One of the players who scored the most as a coach was Lionel Scaloni and vice versa. The Argentine was present during the seven seasons that Irureta was at Deportivo La Coruña and is considered an idol of the institution.
How was Scaloni as a player?
I spoke a lot with Scaloni when he arrived here in Mallorca. He contributed a lot to the team. When we were on the bench, he was able to go out to the corner flag to protest to the referee. You had to hold it back a bit, heh. He was a player who in the meetings, in the dressing room, was a very good teammate and who helped a lot in that career he lived at Dépor. I believe that the club has also served him well for his current experience as a coach.
I remember bringing songs from Argentina to the dressing room. When we were champions, he played the song by La Mosca that said something like “I want to give you something from my heart …”. That one I kept on the bus all the time. He was very spirited and I liked that, because he didn’t get angry when he wasn’t playing. For me they are values that are very good to lead a team to achieve important things.
What similarities do you notice between the stage of player and the current stage of coach Lionel Scaloni?
In the dressing room he was the first to put his hand in the middle to cheer on his teammates. He is very aware of the game, very aware of all issues. The ball was on one side and he was watching what the opponent was doing. He always helped me as a coach and said “look” to me all the time. He was very attentive, I think that has served him well and that translates him to the national team.
How do you think Scaloni dealt with criticism at the beginning of his time with the Argentine team?
Scaloni has always been the way he is, but I think he also wrapped up other teammates like Aimar, Ayala, Samuel, that’s very important. Part of the success of a team often lies within the dressing room. Then you have to score the goal, but the important thing is that there is a healthy environment. For this I believe that Lionel is a good person and the right person for those situations.
Are there similarities between Scaloni’s Argentina and Irureta’s Deportivo La Coruña?
I don’t know, I had a good team, but the national teams are the best players of each one. Scaloni has had the strength to change a bit the irregularity that the team had. He is following a line of seriousness and a good atmosphere in the dressing room. I think he is very good in that regard, I am very happy for him because I have never had a bad opinion of him. He was a man who always contributed.
Is Scaloni your great pride as a coach?
Yes. Who doesn’t sign up for a coach who has won the America’s Cup? Scaloni is a reference, I think something of me has been able to carry. When I am with my players they tell me that they have been happy at that time, that is the important thing.
Diego Maradona celebrated that league obtained by Dépor. What did that mean to you?
I think Maradona called the ‘Turu’ Flores. For the players it was a myth and a sense of humility that Diego called a team like Dépor. The players were Maradonistas and a call from him was a joy.
Could Maradona have felt identified with Deportivo La Coruña after what was his way in Naples?

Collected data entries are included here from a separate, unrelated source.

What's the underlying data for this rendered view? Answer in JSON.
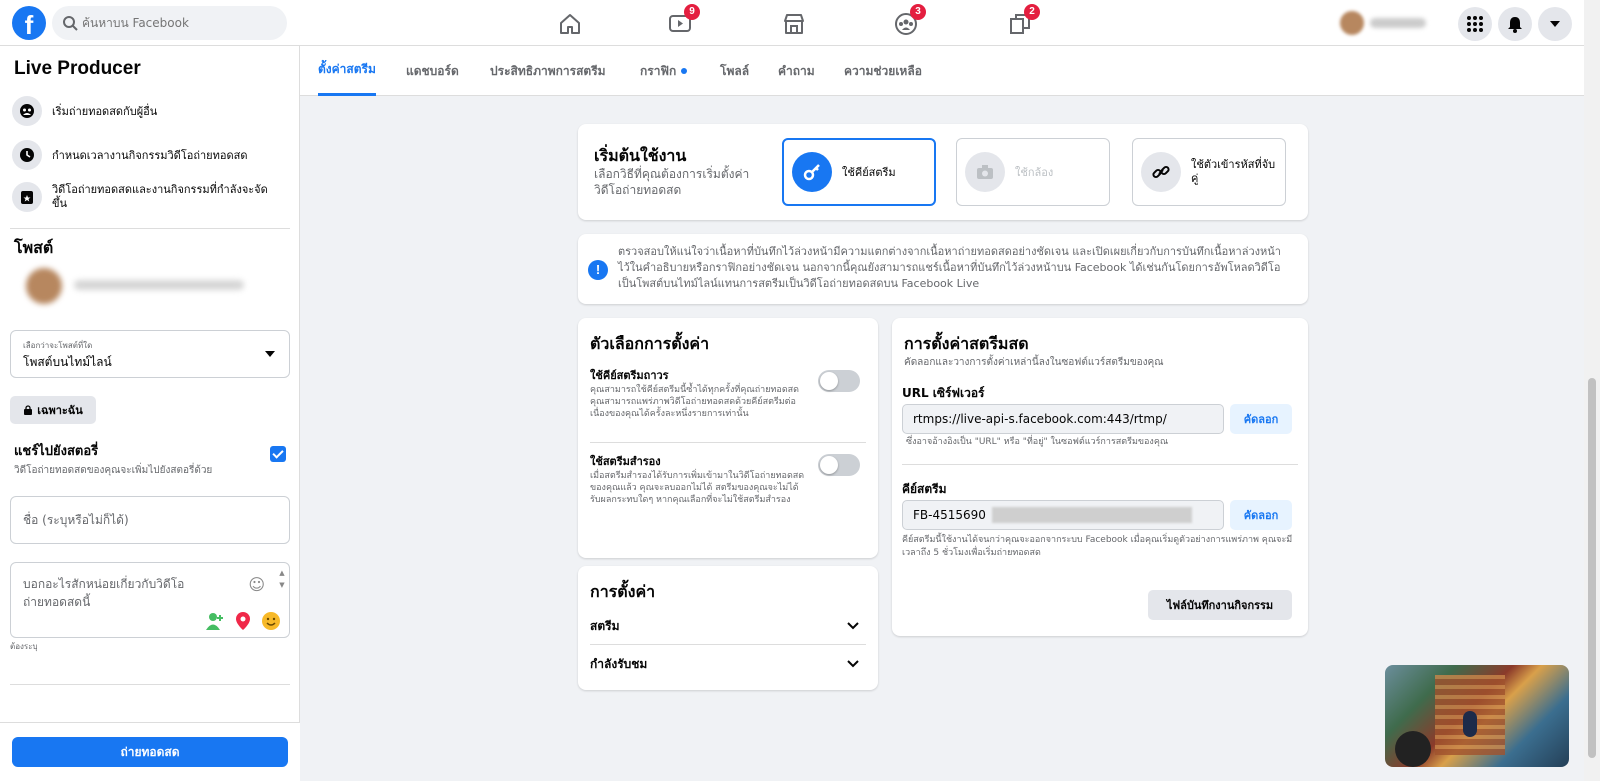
{
  "topbar": {
    "search_placeholder": "ค้นหาบน Facebook",
    "nav": [
      {
        "icon": "home-icon",
        "badge": ""
      },
      {
        "icon": "watch-icon",
        "badge": "9"
      },
      {
        "icon": "marketplace-icon",
        "badge": ""
      },
      {
        "icon": "groups-icon",
        "badge": "3"
      },
      {
        "icon": "gaming-icon",
        "badge": "2"
      }
    ]
  },
  "sidebar": {
    "title": "Live Producer",
    "items": [
      {
        "icon": "people-icon",
        "label": "เริ่มถ่ายทอดสดกับผู้อื่น"
      },
      {
        "icon": "clock-icon",
        "label": "กำหนดเวลางานกิจกรรมวิดีโอถ่ายทอดสด"
      },
      {
        "icon": "calendar-star-icon",
        "label": "วิดีโอถ่ายทอดสดและงานกิจกรรมที่กำลังจะจัดขึ้น"
      }
    ],
    "post_heading": "โพสต์",
    "post_to_label": "เลือกว่าจะโพสต์ที่ใด",
    "post_to_value": "โพสต์บนไทม์ไลน์",
    "privacy_label": "เฉพาะฉัน",
    "share_story_title": "แชร์ไปยังสตอรี่",
    "share_story_sub": "วิดีโอถ่ายทอดสดของคุณจะเพิ่มไปยังสตอรี่ด้วย",
    "title_placeholder": "ชื่อ (ระบุหรือไม่ก็ได้)",
    "desc_placeholder": "บอกอะไรสักหน่อยเกี่ยวกับวิดีโอถ่ายทอดสดนี้",
    "required_label": "ต้องระบุ",
    "go_live_label": "ถ่ายทอดสด"
  },
  "tabs": [
    {
      "label": "ตั้งค่าสตรีม",
      "active": true
    },
    {
      "label": "แดชบอร์ด",
      "active": false
    },
    {
      "label": "ประสิทธิภาพการสตรีม",
      "active": false
    },
    {
      "label": "กราฟิก",
      "active": false
    },
    {
      "label": "โพลล์",
      "active": false
    },
    {
      "label": "คำถาม",
      "active": false
    },
    {
      "label": "ความช่วยเหลือ",
      "active": false
    }
  ],
  "get_started": {
    "title": "เริ่มต้นใช้งาน",
    "subtitle": "เลือกวิธีที่คุณต้องการเริ่มตั้งค่าวิดีโอถ่ายทอดสด",
    "options": [
      {
        "icon": "key-icon",
        "label": "ใช้คีย์สตรีม",
        "selected": true
      },
      {
        "icon": "camera-icon",
        "label": "ใช้กล้อง",
        "selected": false
      },
      {
        "icon": "link-icon",
        "label": "ใช้ตัวเข้ารหัสที่จับคู่",
        "selected": false
      }
    ]
  },
  "notice": "ตรวจสอบให้แน่ใจว่าเนื้อหาที่บันทึกไว้ล่วงหน้ามีความแตกต่างจากเนื้อหาถ่ายทอดสดอย่างชัดเจน และเปิดเผยเกี่ยวกับการบันทึกเนื้อหาล่วงหน้าไว้ในคำอธิบายหรือกราฟิกอย่างชัดเจน นอกจากนี้คุณยังสามารถแชร์เนื้อหาที่บันทึกไว้ล่วงหน้าบน Facebook ได้เช่นกันโดยการอัพโหลดวิดีโอเป็นโพสต์บนไทม์ไลน์แทนการสตรีมเป็นวิดีโอถ่ายทอดสดบน Facebook Live",
  "setup_options": {
    "title": "ตัวเลือกการตั้งค่า",
    "persistent_key_title": "ใช้คีย์สตรีมถาวร",
    "persistent_key_desc": "คุณสามารถใช้คีย์สตรีมนี้ซ้ำได้ทุกครั้งที่คุณถ่ายทอดสด คุณสามารถแพร่ภาพวิดีโอถ่ายทอดสดด้วยคีย์สตรีมต่อเนื่องของคุณได้ครั้งละหนึ่งรายการเท่านั้น",
    "backup_title": "ใช้สตรีมสำรอง",
    "backup_desc": "เมื่อสตรีมสำรองได้รับการเพิ่มเข้ามาในวิดีโอถ่ายทอดสดของคุณแล้ว คุณจะลบออกไม่ได้ สตรีมของคุณจะไม่ได้รับผลกระทบใดๆ หากคุณเลือกที่จะไม่ใช้สตรีมสำรอง"
  },
  "settings": {
    "title": "การตั้งค่า",
    "rows": [
      "สตรีม",
      "กำลังรับชม"
    ]
  },
  "live_settings": {
    "title": "การตั้งค่าสตรีมสด",
    "subtitle": "คัดลอกและวางการตั้งค่าเหล่านี้ลงในซอฟต์แวร์สตรีมของคุณ",
    "server_url_label": "URL เซิร์ฟเวอร์",
    "server_url_value": "rtmps://live-api-s.facebook.com:443/rtmp/",
    "server_url_hint": "ซึ่งอาจอ้างอิงเป็น \"URL\" หรือ \"ที่อยู่\" ในซอฟต์แวร์การสตรีมของคุณ",
    "stream_key_label": "คีย์สตรีม",
    "stream_key_value": "FB-4515690",
    "stream_key_hint": "คีย์สตรีมนี้ใช้งานได้จนกว่าคุณจะออกจากระบบ Facebook เมื่อคุณเริ่มดูตัวอย่างการแพร่ภาพ คุณจะมีเวลาถึง 5 ชั่วโมงเพื่อเริ่มถ่ายทอดสด",
    "copy_label": "คัดลอก",
    "event_log_label": "ไฟล์บันทึกงานกิจกรรม"
  },
  "colors": {
    "accent": "#1877f2",
    "badge": "#e41e3f",
    "background": "#f0f2f5"
  }
}
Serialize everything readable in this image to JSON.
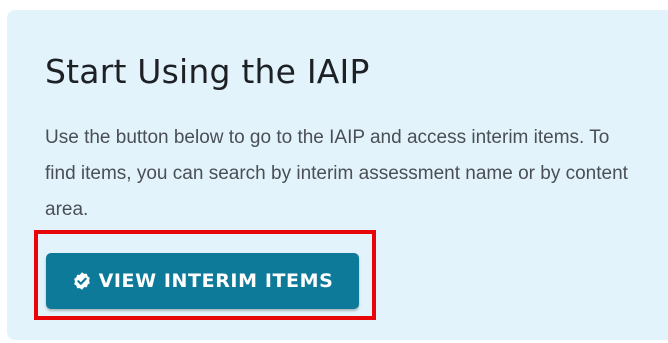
{
  "card": {
    "title": "Start Using the IAIP",
    "description": "Use the button below to go to the IAIP and access interim items. To find items, you can search by interim assessment name or by content area."
  },
  "button": {
    "label": "VIEW INTERIM ITEMS",
    "icon": "check-badge-icon"
  },
  "colors": {
    "card_background": "#e3f3fc",
    "button_background": "#0e7a99",
    "highlight_border": "#e8050a"
  }
}
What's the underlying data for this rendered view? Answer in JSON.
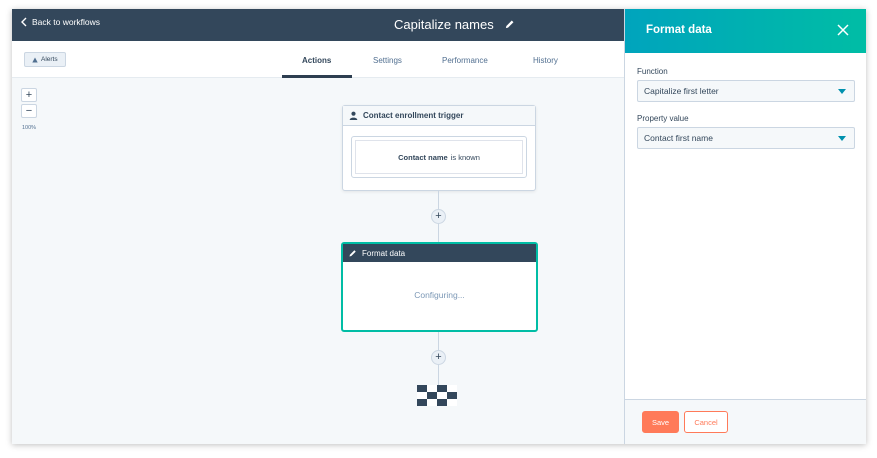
{
  "topbar": {
    "back_label": "Back to workflows",
    "workflow_title": "Capitalize names"
  },
  "toolbar": {
    "alerts_label": "Alerts"
  },
  "tabs": [
    {
      "label": "Actions",
      "active": true
    },
    {
      "label": "Settings",
      "active": false
    },
    {
      "label": "Performance",
      "active": false
    },
    {
      "label": "History",
      "active": false
    }
  ],
  "zoom": {
    "plus": "+",
    "minus": "−",
    "level": "100%"
  },
  "canvas": {
    "trigger": {
      "title": "Contact enrollment trigger",
      "condition_property": "Contact name",
      "condition_operator": "is known"
    },
    "action": {
      "title": "Format data",
      "status": "Configuring..."
    },
    "add_symbol": "+"
  },
  "panel": {
    "title": "Format data",
    "function_label": "Function",
    "function_value": "Capitalize first letter",
    "property_label": "Property value",
    "property_value": "Contact first name",
    "save_label": "Save",
    "cancel_label": "Cancel"
  },
  "colors": {
    "topbar": "#33475b",
    "accent_teal": "#00bda5",
    "accent_orange": "#ff7a59"
  }
}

I think so. In Italy there were strong teams like Milan, Inter, Juve. More than me, surely the people of southern Italy can say that Maradona got them out of that situation of humiliation on the part of the northern teams. Surely something of all that could think.
“Maradona could have identified with Deportivo La Coruña because of his past in Napoli.”
– Javier Irureta.
What message would you leave for young coaches who are just starting out in coaching?
That they have an idea, that they create teams where there is always a good atmosphere. You have to be very constant, it is hard some moments that you spend in football, it seems that there are moments when you are wrapped up and then they leave you alone. In the end, be yourself, you do not have to transform. If you have a line of work and play, you have to follow it. I really liked playing one way and I kept it. The atmosphere in a changing room is very important to achieve goals in the world of football.